MHI Summer Meeting Recap

The first MHI Summer in several years was held at the Alexander Hotel in Indianapolis, IN on June 8-10, 2014. IMHA was well represented among near 100 registered attendees by Executive Director, Frank Bowman and Board Members, Ken Rishel and George Allen.

MHI presented an overview of the new CQ Engage program for contacting your legislators (federal, state and local). The system emails legislative action requests and alerts, provides contact information for all your elected officials by entering your zip code and permits the direct sending of emails to the targeted elected officials with the click of your mouse button on your computer. Over 5,600 emails have been sent to members of congress using the system in the past month. If you have not signed up to receive industry emails using MHI’s system do so by clicking here.

MHI is also beta testing a tracking mechanism for state and local legislation in a few states for a trial period of one year (May to May). Illinois has been chosen as a participant in the program. We are looking forward to seeing how it works for our association and will be providing updates as the test continues.

HUD Administrator in the Office of Manufactured Housing Programs, Pamela Beck Danner, was the keynote speaker for the event and sat in on a few committee meetings to hear our issues first hand. Ms. Danner has only been on the job for six weeks, but is no stranger to the MH Industry and will certainly champion MH issues within HUD and interactions with other federal agencies.

There was considerable discussion on attached garages and the upcoming enforcement efforts at HUD regarding added loads from the garages, carports, patios and porches. Final rules regarding “on-site construction” are pending review and are expected to be issues soon. Enforcement efforts will require Manufacturers to request and receive Alternate Construction (AC) letters from HUD to add garages going forward in time and also require a review of all existing manufactured structures with accompanying Subpart I reports as necessary looking back.
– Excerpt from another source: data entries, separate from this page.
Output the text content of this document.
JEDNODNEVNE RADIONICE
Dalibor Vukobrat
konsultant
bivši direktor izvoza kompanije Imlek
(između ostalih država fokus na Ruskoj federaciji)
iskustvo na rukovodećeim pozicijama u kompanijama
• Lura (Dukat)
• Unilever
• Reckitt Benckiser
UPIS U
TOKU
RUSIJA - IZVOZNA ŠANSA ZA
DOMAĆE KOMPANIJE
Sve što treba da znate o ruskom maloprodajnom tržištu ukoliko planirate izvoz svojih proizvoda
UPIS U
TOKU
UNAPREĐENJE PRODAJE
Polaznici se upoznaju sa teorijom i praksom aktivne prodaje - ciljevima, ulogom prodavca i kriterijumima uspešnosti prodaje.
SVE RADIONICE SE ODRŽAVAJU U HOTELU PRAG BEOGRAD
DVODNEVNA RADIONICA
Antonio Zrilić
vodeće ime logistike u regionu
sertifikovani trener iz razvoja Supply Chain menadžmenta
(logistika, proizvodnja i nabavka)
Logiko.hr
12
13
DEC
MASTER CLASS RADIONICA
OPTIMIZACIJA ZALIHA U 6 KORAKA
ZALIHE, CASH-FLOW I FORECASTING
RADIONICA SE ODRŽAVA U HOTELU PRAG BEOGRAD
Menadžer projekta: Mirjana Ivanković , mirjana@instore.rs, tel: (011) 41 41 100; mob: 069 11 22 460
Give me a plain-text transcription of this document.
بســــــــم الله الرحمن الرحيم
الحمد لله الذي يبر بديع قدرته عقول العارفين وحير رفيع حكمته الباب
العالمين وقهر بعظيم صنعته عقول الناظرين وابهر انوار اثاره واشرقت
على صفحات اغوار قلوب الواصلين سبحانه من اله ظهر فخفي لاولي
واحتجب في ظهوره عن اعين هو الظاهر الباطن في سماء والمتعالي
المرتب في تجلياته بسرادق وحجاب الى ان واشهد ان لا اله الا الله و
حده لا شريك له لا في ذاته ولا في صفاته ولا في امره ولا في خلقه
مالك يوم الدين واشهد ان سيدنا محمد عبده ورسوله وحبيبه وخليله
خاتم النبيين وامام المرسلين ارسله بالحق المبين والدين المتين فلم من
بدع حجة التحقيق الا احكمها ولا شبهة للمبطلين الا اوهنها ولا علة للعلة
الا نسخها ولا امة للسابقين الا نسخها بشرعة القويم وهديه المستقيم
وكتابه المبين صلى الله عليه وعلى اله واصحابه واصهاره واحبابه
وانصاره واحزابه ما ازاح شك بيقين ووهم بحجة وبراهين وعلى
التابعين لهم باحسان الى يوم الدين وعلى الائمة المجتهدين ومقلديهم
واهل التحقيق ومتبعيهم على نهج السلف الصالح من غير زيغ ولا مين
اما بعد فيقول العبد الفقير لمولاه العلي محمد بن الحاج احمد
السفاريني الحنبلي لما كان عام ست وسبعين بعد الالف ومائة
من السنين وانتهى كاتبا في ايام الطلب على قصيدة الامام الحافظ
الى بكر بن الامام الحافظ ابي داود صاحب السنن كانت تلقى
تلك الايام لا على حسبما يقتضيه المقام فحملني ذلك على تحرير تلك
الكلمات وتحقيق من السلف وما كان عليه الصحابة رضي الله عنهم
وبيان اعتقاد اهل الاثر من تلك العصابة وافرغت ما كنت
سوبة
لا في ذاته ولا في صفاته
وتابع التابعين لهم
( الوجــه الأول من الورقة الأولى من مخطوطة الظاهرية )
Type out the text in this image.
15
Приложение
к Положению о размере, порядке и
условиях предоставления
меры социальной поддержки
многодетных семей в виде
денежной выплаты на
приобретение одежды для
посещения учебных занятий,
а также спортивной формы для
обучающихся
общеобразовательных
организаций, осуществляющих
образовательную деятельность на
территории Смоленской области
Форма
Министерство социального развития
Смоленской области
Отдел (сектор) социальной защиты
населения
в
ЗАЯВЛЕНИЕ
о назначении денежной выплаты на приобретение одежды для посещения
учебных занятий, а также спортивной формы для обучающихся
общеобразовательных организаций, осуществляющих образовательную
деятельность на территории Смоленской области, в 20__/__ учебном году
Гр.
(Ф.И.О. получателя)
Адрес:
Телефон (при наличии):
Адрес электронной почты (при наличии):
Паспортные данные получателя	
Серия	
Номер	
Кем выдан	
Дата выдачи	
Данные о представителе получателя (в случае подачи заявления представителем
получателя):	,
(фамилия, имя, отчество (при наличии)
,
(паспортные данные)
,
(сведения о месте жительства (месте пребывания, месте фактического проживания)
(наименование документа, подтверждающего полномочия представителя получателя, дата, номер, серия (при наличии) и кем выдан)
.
Look back may be for a period of one or more years.

Red flags that will likely trigger Subpart I compliance issues are:

  •    Any units manufactured with 3 exterior doors
  •    Units manufactured with 2 exterior doors, one of which is fire rated
  •    Units manufactured with beefed up roof loading for perpendicular additions
  •  “Garage Ready” advertising and sales programs

No AC letters are required if you are not taking the home out of HUD compliance but there may be other issues that come into play with Subpart I like various statutes of limitations, bankruptcies, etc.

RVIA has initiated changes to add clarity between the definition of park model RVs (a.k.a. recreational park trailers), which are intended for temporary destination occupancy, and Manufactured Homes, which are designed, built and intended as permanent dwellings, under current HUD regulations. It appears that the issues distills down to whether Dodd-Frank consumer finance issues apply to consumer lending on RVs and some tax authorities who are seeking to tax RVs as manufactured homes. No action was taken by the MHI Board.